A whole-house generator was the 3'd or 4'th item on the list.

While we were working on this list, the power went out, and the generator moved to the top of the list.

I think it's the only item on the list that we actually did.

Some twelve years later, that generator has become so obsolete that there aren't any tech's capable of working on it. Not even with phone calls to the Generac support lines.

A technician spent several hours working on my generator last week and the only success was diagnosing that the generator's battery wasn't getting charged, and maybe a wire wasn't connected right.

I dragged the battery to the garage and charged it with my car-battery charger, and now the generator will run for a while at least.

A week later, the generator repair place sent over their most senior tech, and he actually knew what he was doing.

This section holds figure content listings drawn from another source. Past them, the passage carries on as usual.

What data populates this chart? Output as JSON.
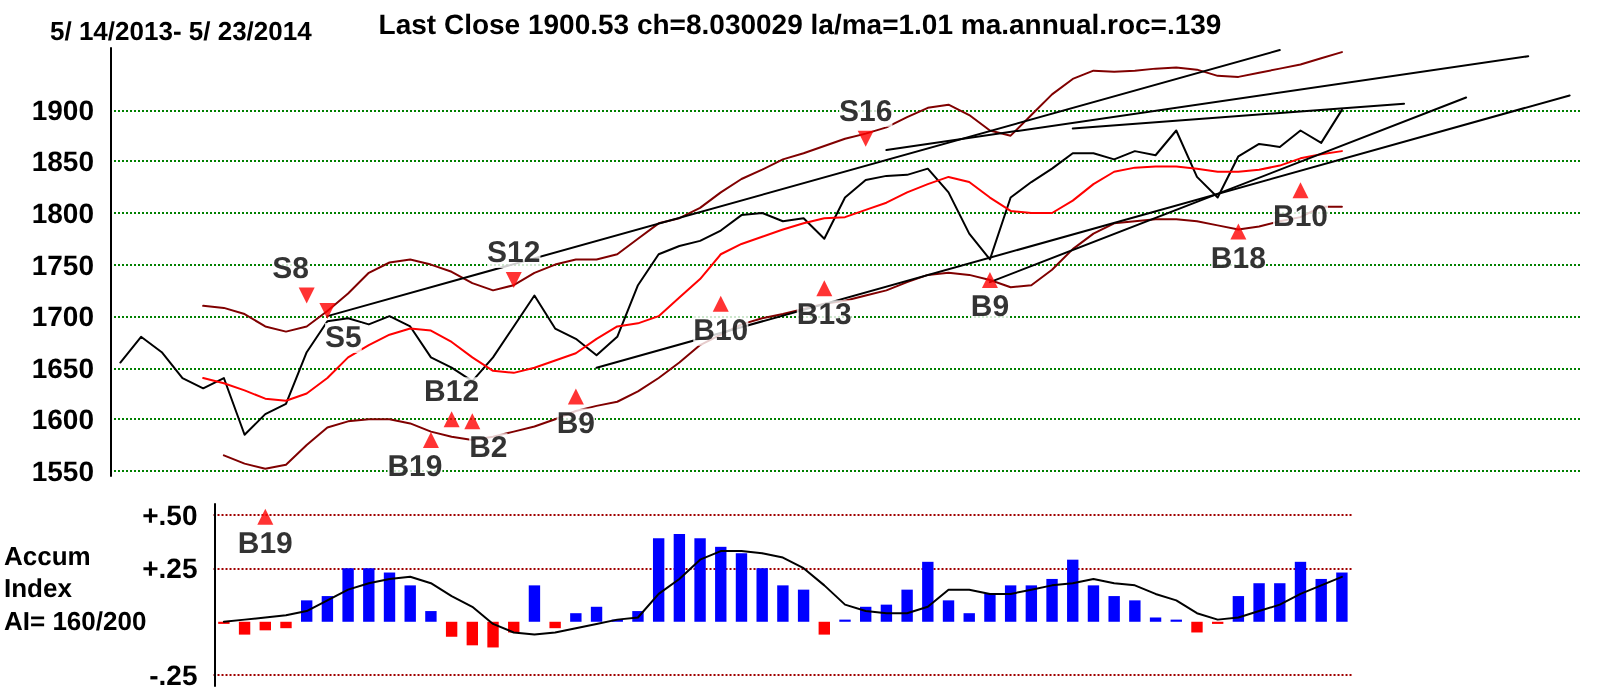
{
  "chart_data": [
    {
      "type": "line",
      "title": "Last Close 1900.53 ch=8.030029 la/ma=1.01 ma.annual.roc=.139",
      "subtitle": "5/ 14/2013- 5/ 23/2014",
      "categories": [
        null,
        null,
        null,
        null,
        null,
        null,
        null,
        null,
        null,
        null,
        null,
        null,
        null,
        null,
        null,
        null,
        null,
        null,
        null,
        null,
        null,
        null,
        null,
        null,
        null,
        null,
        null,
        null,
        null,
        null,
        null,
        null,
        null,
        null,
        null,
        null,
        null,
        null,
        null,
        null,
        null,
        null,
        null,
        null,
        null,
        null,
        null,
        null,
        null,
        null,
        null,
        null,
        null,
        null,
        null,
        null,
        null,
        null,
        null,
        null,
        null,
        null,
        null,
        null,
        null,
        null,
        null,
        null,
        null,
        null,
        null
      ],
      "ylim": [
        1545,
        1960
      ],
      "yticks": [
        1550,
        1600,
        1650,
        1700,
        1750,
        1800,
        1850,
        1900
      ],
      "grid": "y",
      "tick_labels": "y",
      "marker": "none",
      "series": [
        {
          "color": "#000000",
          "values": [
            1655,
            1680,
            1665,
            1640,
            1630,
            1640,
            1585,
            1605,
            1615,
            1665,
            1695,
            1698,
            1692,
            1700,
            1690,
            1660,
            1650,
            1637,
            1660,
            1690,
            1720,
            1688,
            1678,
            1662,
            1680,
            1730,
            1760,
            1768,
            1773,
            1783,
            1798,
            1800,
            1792,
            1795,
            1775,
            1815,
            1832,
            1836,
            1837,
            1843,
            1820,
            1780,
            1755,
            1815,
            1830,
            1843,
            1858,
            1858,
            1852,
            1860,
            1856,
            1880,
            1835,
            1815,
            1855,
            1867,
            1864,
            1880,
            1868,
            1900,
            null,
            null,
            null,
            null,
            null,
            null,
            null,
            null,
            null,
            null,
            null
          ]
        },
        {
          "type": "line",
          "color": "#ff0000",
          "values": [
            null,
            null,
            null,
            null,
            1640,
            1635,
            1628,
            1620,
            1618,
            1625,
            1640,
            1660,
            1672,
            1682,
            1688,
            1686,
            1675,
            1660,
            1647,
            1645,
            1650,
            1657,
            1664,
            1678,
            1690,
            1693,
            1700,
            1718,
            1736,
            1760,
            1770,
            1777,
            1784,
            1790,
            1795,
            1796,
            1803,
            1810,
            1820,
            1828,
            1835,
            1830,
            1815,
            1802,
            1800,
            1800,
            1812,
            1828,
            1840,
            1844,
            1845,
            1845,
            1843,
            1840,
            1840,
            1842,
            1846,
            1853,
            1857,
            1860,
            null,
            null,
            null,
            null,
            null,
            null,
            null,
            null,
            null,
            null,
            null
          ]
        },
        {
          "type": "line",
          "color": "#800000",
          "values": [
            null,
            null,
            null,
            null,
            1710,
            1708,
            1702,
            1690,
            1685,
            1690,
            1705,
            1722,
            1742,
            1752,
            1755,
            1750,
            1743,
            1732,
            1725,
            1730,
            1742,
            1750,
            1755,
            1755,
            1760,
            1775,
            1790,
            1795,
            1805,
            1820,
            1833,
            1842,
            1852,
            1858,
            1865,
            1872,
            1877,
            1883,
            1893,
            1902,
            1905,
            1895,
            1880,
            1875,
            1895,
            1915,
            1930,
            1938,
            1937,
            1938,
            1940,
            1941,
            1939,
            1933,
            1932,
            1936,
            1940,
            1944,
            1950,
            1956,
            null,
            null,
            null,
            null,
            null,
            null,
            null,
            null,
            null,
            null,
            null
          ]
        },
        {
          "type": "line",
          "color": "#800000",
          "values": [
            null,
            null,
            null,
            null,
            null,
            1565,
            1557,
            1552,
            1556,
            1575,
            1592,
            1598,
            1600,
            1600,
            1596,
            1588,
            1583,
            1580,
            1583,
            1588,
            1593,
            1600,
            1608,
            1613,
            1617,
            1627,
            1640,
            1655,
            1672,
            1682,
            1692,
            1698,
            1702,
            1707,
            1712,
            1715,
            1720,
            1725,
            1733,
            1740,
            1742,
            1740,
            1735,
            1728,
            1730,
            1745,
            1765,
            1780,
            1790,
            1792,
            1794,
            1794,
            1792,
            1788,
            1784,
            1787,
            1792,
            1796,
            1806,
            1806,
            null,
            null,
            null,
            null,
            null,
            null,
            null,
            null,
            null,
            null,
            null
          ]
        },
        {
          "type": "line",
          "color": "#000000",
          "values": [
            null,
            null,
            null,
            null,
            null,
            null,
            null,
            null,
            null,
            null,
            1700,
            null,
            null,
            null,
            null,
            null,
            null,
            null,
            null,
            null,
            null,
            null,
            null,
            null,
            null,
            null,
            null,
            null,
            null,
            null,
            null,
            null,
            null,
            null,
            null,
            null,
            null,
            null,
            null,
            null,
            null,
            null,
            null,
            null,
            null,
            null,
            null,
            null,
            null,
            null,
            null,
            null,
            null,
            null,
            null,
            null,
            1958,
            null,
            null,
            null,
            null,
            null,
            null,
            null,
            null,
            null,
            null,
            null,
            null,
            null,
            null
          ]
        },
        {
          "type": "line",
          "color": "#000000",
          "values": [
            null,
            null,
            null,
            null,
            null,
            null,
            null,
            null,
            null,
            null,
            null,
            null,
            null,
            null,
            null,
            null,
            null,
            null,
            null,
            null,
            null,
            null,
            null,
            null,
            null,
            null,
            null,
            null,
            null,
            null,
            null,
            null,
            null,
            null,
            null,
            null,
            null,
            1861,
            null,
            null,
            null,
            null,
            null,
            null,
            null,
            null,
            null,
            null,
            null,
            null,
            null,
            null,
            null,
            null,
            null,
            null,
            null,
            null,
            null,
            null,
            null,
            null,
            null,
            null,
            null,
            null,
            null,
            null,
            1952,
            null,
            null
          ]
        },
        {
          "type": "line",
          "color": "#000000",
          "values": [
            null,
            null,
            null,
            null,
            null,
            null,
            null,
            null,
            null,
            null,
            null,
            null,
            null,
            null,
            null,
            null,
            null,
            null,
            null,
            null,
            null,
            null,
            null,
            null,
            null,
            null,
            null,
            null,
            null,
            null,
            null,
            null,
            null,
            null,
            null,
            null,
            null,
            null,
            null,
            null,
            null,
            null,
            null,
            null,
            null,
            null,
            1882,
            null,
            null,
            null,
            null,
            null,
            null,
            null,
            null,
            null,
            null,
            null,
            null,
            null,
            null,
            null,
            1906,
            null,
            null,
            null,
            null,
            null,
            null,
            null,
            null
          ]
        },
        {
          "type": "line",
          "color": "#000000",
          "values": [
            null,
            null,
            null,
            null,
            null,
            null,
            null,
            null,
            null,
            null,
            null,
            null,
            null,
            null,
            null,
            null,
            null,
            null,
            null,
            null,
            null,
            null,
            null,
            1650,
            null,
            null,
            null,
            null,
            null,
            null,
            null,
            null,
            null,
            null,
            null,
            null,
            null,
            null,
            null,
            null,
            null,
            null,
            null,
            null,
            null,
            null,
            null,
            null,
            null,
            null,
            null,
            null,
            null,
            null,
            null,
            null,
            null,
            null,
            null,
            null,
            null,
            null,
            null,
            null,
            null,
            null,
            null,
            null,
            null,
            null,
            1914
          ]
        },
        {
          "type": "line",
          "color": "#000000",
          "values": [
            null,
            null,
            null,
            null,
            null,
            null,
            null,
            null,
            null,
            null,
            null,
            null,
            null,
            null,
            null,
            null,
            null,
            null,
            null,
            null,
            null,
            null,
            null,
            null,
            null,
            null,
            null,
            null,
            null,
            null,
            null,
            null,
            null,
            null,
            null,
            null,
            null,
            null,
            null,
            null,
            null,
            null,
            1733,
            null,
            null,
            null,
            null,
            null,
            null,
            null,
            null,
            null,
            null,
            null,
            null,
            null,
            null,
            null,
            null,
            null,
            null,
            null,
            null,
            null,
            null,
            1912,
            null,
            null,
            null,
            null,
            null
          ]
        },
        {
          "type": "scatter",
          "color": "#ff0000",
          "marker": "triangle",
          "values": [
            null,
            null,
            null,
            null,
            null,
            null,
            null,
            null,
            null,
            1720,
            1705,
            null,
            null,
            null,
            null,
            1580,
            1600,
            1598,
            null,
            1735,
            null,
            null,
            1622,
            null,
            null,
            null,
            null,
            null,
            null,
            1712,
            null,
            null,
            null,
            null,
            1727,
            null,
            1872,
            null,
            null,
            null,
            null,
            null,
            1735,
            null,
            null,
            null,
            null,
            null,
            null,
            null,
            null,
            null,
            null,
            null,
            1782,
            null,
            null,
            1822,
            null,
            null,
            null,
            null,
            null,
            null,
            null,
            null,
            null,
            null,
            null,
            null,
            null
          ],
          "value_labels": [
            null,
            null,
            null,
            null,
            null,
            null,
            null,
            null,
            null,
            "S8",
            "S5",
            null,
            null,
            null,
            null,
            "B19",
            "B12",
            "B2",
            null,
            "S12",
            null,
            null,
            "B9",
            null,
            null,
            null,
            null,
            null,
            null,
            "B10",
            null,
            null,
            null,
            null,
            "B13",
            null,
            "S16",
            null,
            null,
            null,
            null,
            null,
            "B9",
            null,
            null,
            null,
            null,
            null,
            null,
            null,
            null,
            null,
            null,
            null,
            "B18",
            null,
            null,
            "B10",
            null,
            null,
            null,
            null,
            null,
            null,
            null,
            null,
            null,
            null,
            null,
            null,
            null
          ]
        }
      ]
    },
    {
      "type": "bar",
      "ylabel": "Accum Index",
      "annotations": [
        "AI= 160/200"
      ],
      "categories": [
        null,
        null,
        null,
        null,
        null,
        null,
        null,
        null,
        null,
        null,
        null,
        null,
        null,
        null,
        null,
        null,
        null,
        null,
        null,
        null,
        null,
        null,
        null,
        null,
        null,
        null,
        null,
        null,
        null,
        null,
        null,
        null,
        null,
        null,
        null,
        null,
        null,
        null,
        null,
        null,
        null,
        null,
        null,
        null,
        null,
        null,
        null,
        null,
        null,
        null,
        null,
        null,
        null,
        null,
        null
      ],
      "ylim": [
        -0.3,
        0.55
      ],
      "yticks": [
        {
          "value": 0.5,
          "label": "+.50"
        },
        {
          "value": 0.25,
          "label": "+.25"
        },
        {
          "value": -0.25,
          "label": "-.25"
        }
      ],
      "grid": "y",
      "tick_labels": "y",
      "marker": "none",
      "series": [
        {
          "values": [
            -0.01,
            -0.06,
            -0.04,
            -0.03,
            0.1,
            0.12,
            0.25,
            0.25,
            0.23,
            0.17,
            0.05,
            -0.07,
            -0.11,
            -0.12,
            -0.05,
            0.17,
            -0.03,
            0.04,
            0.07,
            0.01,
            0.05,
            0.39,
            0.41,
            0.39,
            0.35,
            0.32,
            0.25,
            0.17,
            0.15,
            -0.06,
            0.01,
            0.07,
            0.08,
            0.15,
            0.28,
            0.1,
            0.04,
            0.13,
            0.17,
            0.17,
            0.2,
            0.29,
            0.17,
            0.12,
            0.1,
            0.02,
            0.01,
            -0.05,
            -0.01,
            0.12,
            0.18,
            0.18,
            0.28,
            0.2,
            0.23
          ],
          "colors": [
            "#ff0000",
            "#ff0000",
            "#ff0000",
            "#ff0000",
            "#0000ff",
            "#0000ff",
            "#0000ff",
            "#0000ff",
            "#0000ff",
            "#0000ff",
            "#0000ff",
            "#ff0000",
            "#ff0000",
            "#ff0000",
            "#ff0000",
            "#0000ff",
            "#ff0000",
            "#0000ff",
            "#0000ff",
            "#0000ff",
            "#0000ff",
            "#0000ff",
            "#0000ff",
            "#0000ff",
            "#0000ff",
            "#0000ff",
            "#0000ff",
            "#0000ff",
            "#0000ff",
            "#ff0000",
            "#0000ff",
            "#0000ff",
            "#0000ff",
            "#0000ff",
            "#0000ff",
            "#0000ff",
            "#0000ff",
            "#0000ff",
            "#0000ff",
            "#0000ff",
            "#0000ff",
            "#0000ff",
            "#0000ff",
            "#0000ff",
            "#0000ff",
            "#0000ff",
            "#0000ff",
            "#ff0000",
            "#ff0000",
            "#0000ff",
            "#0000ff",
            "#0000ff",
            "#0000ff",
            "#0000ff",
            "#0000ff"
          ]
        },
        {
          "type": "line",
          "color": "#000000",
          "values": [
            0.0,
            0.01,
            0.02,
            0.03,
            0.05,
            0.1,
            0.15,
            0.18,
            0.2,
            0.21,
            0.18,
            0.12,
            0.07,
            -0.01,
            -0.05,
            -0.06,
            -0.05,
            -0.03,
            -0.01,
            0.01,
            0.02,
            0.13,
            0.2,
            0.29,
            0.33,
            0.33,
            0.32,
            0.3,
            0.25,
            0.17,
            0.08,
            0.05,
            0.04,
            0.04,
            0.07,
            0.15,
            0.15,
            0.13,
            0.13,
            0.15,
            0.17,
            0.18,
            0.2,
            0.18,
            0.17,
            0.13,
            0.1,
            0.04,
            0.01,
            0.02,
            0.05,
            0.08,
            0.13,
            0.17,
            0.21
          ]
        },
        {
          "type": "scatter",
          "color": "#ff0000",
          "marker": "triangle",
          "values": [
            null,
            null,
            0.49,
            null,
            null,
            null,
            null,
            null,
            null,
            null,
            null,
            null,
            null,
            null,
            null,
            null,
            null,
            null,
            null,
            null,
            null,
            null,
            null,
            null,
            null,
            null,
            null,
            null,
            null,
            null,
            null,
            null,
            null,
            null,
            null,
            null,
            null,
            null,
            null,
            null,
            null,
            null,
            null,
            null,
            null,
            null,
            null,
            null,
            null,
            null,
            null,
            null,
            null,
            null,
            null
          ],
          "value_labels": [
            null,
            null,
            "B19",
            null,
            null,
            null,
            null,
            null,
            null,
            null,
            null,
            null,
            null,
            null,
            null,
            null,
            null,
            null,
            null,
            null,
            null,
            null,
            null,
            null,
            null,
            null,
            null,
            null,
            null,
            null,
            null,
            null,
            null,
            null,
            null,
            null,
            null,
            null,
            null,
            null,
            null,
            null,
            null,
            null,
            null,
            null,
            null,
            null,
            null,
            null,
            null,
            null,
            null,
            null,
            null
          ]
        }
      ]
    }
  ]
}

It seems that along with being an Artifact of Ancient Civilization, my transfer switches are hooked up differently from most because I've got a "normal" house circuit and a "reduced rate" feed for the geothermal. The two circuits and two transfer switches is enough to confuse the guys who learned the hookups by rote and don't really know what's being done.

This week's tech knew what wires were what and what they should be connected to and why. He installed the brownout-protection switch that the previous tech identified as "incompatible", and everything works the way it's supposed to.

The big news this week is that Caz had his annual checkup and he's a healthy puppy. He was incredibly good at the vet's. He sat still for them to draw blood even though it took them three pokes.

The fact that he got a treat after each failed poke might have influenced his behavior.